Code Review - Sentiment Analysis [Beginner]

vdw · April 28, 2021, 1:43am

Since you say you’re a beginner, I would start with a simpler model. You currently use hidden states from all time steps. While you can do this in principle, you might run into problems when using packing since it will update the hidden states only until the length of the sequence.

For example, if you have a batch with the longest sequence being 20 and a sequence S in the batch, the last 5 hidden states of S won’t be meaningful, because the LSTM stopped for S at time step 15. You still feed all 20 time steps into the next linear layer.

The safer bet – particularly in the beginning – is to use hidden after

output,hidden = self.lstm_cell(packedSeq,hidden)

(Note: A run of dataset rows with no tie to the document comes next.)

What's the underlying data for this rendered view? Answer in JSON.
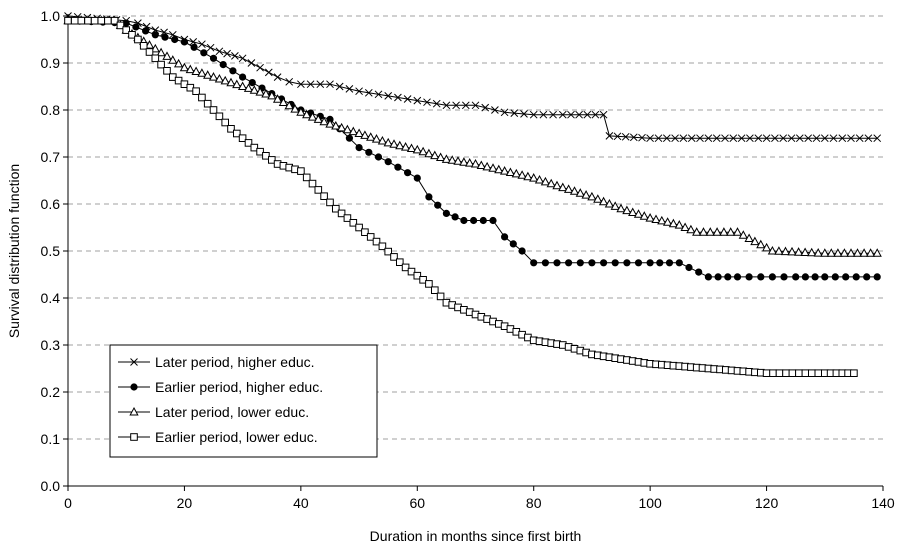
{
  "chart_data": {
    "type": "line",
    "title": "",
    "xlabel": "Duration in months since first birth",
    "ylabel": "Survival distribution function",
    "xlim": [
      0,
      140
    ],
    "ylim": [
      0,
      1.0
    ],
    "x_ticks": [
      "0",
      "20",
      "40",
      "60",
      "80",
      "100",
      "120",
      "140"
    ],
    "y_ticks": [
      "0.0",
      "0.1",
      "0.2",
      "0.3",
      "0.4",
      "0.5",
      "0.6",
      "0.7",
      "0.8",
      "0.9",
      "1.0"
    ],
    "grid": "horizontal dashed",
    "legend_position": "bottom-left",
    "series": [
      {
        "name": "Later period, higher educ.",
        "marker": "x",
        "color": "#000000",
        "points": [
          [
            0,
            1.0
          ],
          [
            5,
            0.995
          ],
          [
            10,
            0.99
          ],
          [
            12,
            0.985
          ],
          [
            15,
            0.97
          ],
          [
            18,
            0.96
          ],
          [
            20,
            0.95
          ],
          [
            23,
            0.94
          ],
          [
            26,
            0.925
          ],
          [
            30,
            0.91
          ],
          [
            33,
            0.89
          ],
          [
            36,
            0.87
          ],
          [
            38,
            0.86
          ],
          [
            40,
            0.855
          ],
          [
            45,
            0.855
          ],
          [
            50,
            0.84
          ],
          [
            55,
            0.83
          ],
          [
            60,
            0.82
          ],
          [
            65,
            0.81
          ],
          [
            70,
            0.81
          ],
          [
            75,
            0.795
          ],
          [
            80,
            0.79
          ],
          [
            85,
            0.79
          ],
          [
            92,
            0.79
          ],
          [
            93,
            0.745
          ],
          [
            100,
            0.74
          ],
          [
            110,
            0.74
          ],
          [
            120,
            0.74
          ],
          [
            130,
            0.74
          ],
          [
            139,
            0.74
          ]
        ]
      },
      {
        "name": "Earlier period, higher educ.",
        "marker": "filled-circle",
        "color": "#000000",
        "points": [
          [
            0,
            0.99
          ],
          [
            10,
            0.985
          ],
          [
            15,
            0.96
          ],
          [
            20,
            0.945
          ],
          [
            25,
            0.91
          ],
          [
            30,
            0.87
          ],
          [
            35,
            0.835
          ],
          [
            40,
            0.8
          ],
          [
            45,
            0.78
          ],
          [
            50,
            0.72
          ],
          [
            55,
            0.69
          ],
          [
            60,
            0.655
          ],
          [
            62,
            0.615
          ],
          [
            65,
            0.58
          ],
          [
            68,
            0.565
          ],
          [
            73,
            0.565
          ],
          [
            75,
            0.53
          ],
          [
            78,
            0.5
          ],
          [
            80,
            0.475
          ],
          [
            90,
            0.475
          ],
          [
            100,
            0.475
          ],
          [
            105,
            0.475
          ],
          [
            110,
            0.445
          ],
          [
            115,
            0.445
          ],
          [
            125,
            0.445
          ],
          [
            130,
            0.445
          ],
          [
            139,
            0.445
          ]
        ]
      },
      {
        "name": "Later period, lower educ.",
        "marker": "open-triangle",
        "color": "#000000",
        "points": [
          [
            0,
            0.99
          ],
          [
            8,
            0.99
          ],
          [
            10,
            0.97
          ],
          [
            15,
            0.93
          ],
          [
            20,
            0.89
          ],
          [
            25,
            0.87
          ],
          [
            30,
            0.85
          ],
          [
            35,
            0.83
          ],
          [
            40,
            0.795
          ],
          [
            45,
            0.77
          ],
          [
            50,
            0.75
          ],
          [
            55,
            0.73
          ],
          [
            60,
            0.715
          ],
          [
            65,
            0.695
          ],
          [
            70,
            0.685
          ],
          [
            75,
            0.67
          ],
          [
            80,
            0.655
          ],
          [
            85,
            0.635
          ],
          [
            90,
            0.615
          ],
          [
            95,
            0.59
          ],
          [
            100,
            0.57
          ],
          [
            105,
            0.555
          ],
          [
            108,
            0.54
          ],
          [
            115,
            0.54
          ],
          [
            118,
            0.52
          ],
          [
            121,
            0.5
          ],
          [
            130,
            0.495
          ],
          [
            139,
            0.495
          ]
        ]
      },
      {
        "name": "Earlier period, lower educ.",
        "marker": "open-square",
        "color": "#000000",
        "points": [
          [
            0,
            0.99
          ],
          [
            8,
            0.99
          ],
          [
            12,
            0.95
          ],
          [
            15,
            0.91
          ],
          [
            18,
            0.87
          ],
          [
            22,
            0.84
          ],
          [
            25,
            0.8
          ],
          [
            28,
            0.76
          ],
          [
            32,
            0.72
          ],
          [
            36,
            0.685
          ],
          [
            40,
            0.67
          ],
          [
            43,
            0.63
          ],
          [
            46,
            0.59
          ],
          [
            50,
            0.55
          ],
          [
            54,
            0.51
          ],
          [
            58,
            0.465
          ],
          [
            62,
            0.43
          ],
          [
            65,
            0.39
          ],
          [
            70,
            0.365
          ],
          [
            75,
            0.34
          ],
          [
            80,
            0.31
          ],
          [
            85,
            0.3
          ],
          [
            90,
            0.28
          ],
          [
            95,
            0.27
          ],
          [
            100,
            0.26
          ],
          [
            105,
            0.255
          ],
          [
            110,
            0.25
          ],
          [
            115,
            0.245
          ],
          [
            120,
            0.24
          ],
          [
            130,
            0.24
          ],
          [
            135,
            0.24
          ]
        ]
      }
    ]
  }
}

hidden contains the LAST hidden state for each sequence. Its shape is (num_layers * num_directions, batch, hidden_size). Since you define your LSTM layer with num_layers=1 and bidirectional=False (default values), you can simply do

hidden = hidden[-1]

To get the final tensors of shape (batch, hidden_size), i.e., the last hidden state for each sequence. Of course, you need to change your linear layers, e.g., self.lf = nn.Linear(hidden_size, hidden_size/2), etc.

Lastly, be very careful with reshape() or view():

reshaped_out = outputt.reshape(outputt.size()[0],outputt.size()[1]*outputt.size()[2])

When not being careful, it can quickly mess up your data. You might want to check this post.